Functional & Thematic Doctrine
Various organizations are responsible for developing doctrine, dependent upon the level and target audience. Within the levels, doctrine can be further subdivided into functional, thematic and environmental.
- Functional doctrine covers the generic J1-J9 functions. It is important to note that whilst a doctrinal subject may sit in a specific functional area, its contents will likely reach into, and have implications for, other areas.
- Thematic doctrine places functional doctrine within a specific context. These are not, however, intended to represent a template for any one operation or theatre. NATO takes a similar approach. It has developed a series of publications that deal with crisis response operations, such as non-combatant evacuation operations and counter-insurgency.
Lessons Learned & Doctrine
Observations, lessons identified, best practices and lessons learned from operations, exercises and training can have a significant influence on doctrine development.
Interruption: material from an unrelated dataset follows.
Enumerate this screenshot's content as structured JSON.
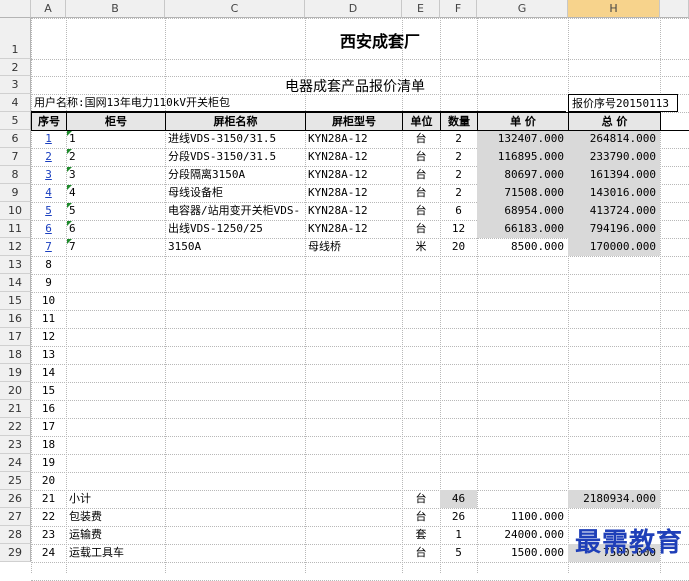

Feedback from exercises and operations provides doctrine developers with tested, and often proven, justification for revising existing methodology or practice to improve future performance. Lessons are drawn from recent and current operations, exercises, threat appraisals and relevant historical examples. Reviewing and validating lessons identified and best practices from operations provides knowledge from which to judge what does, and does not, work. Its relationship with doctrine ensures that AJPs remain current and relevant. Lessons identified are considered as a starting point for a request for feedback (RFF), to verify if others have experienced the same lessons, and should be included in the data fusion process.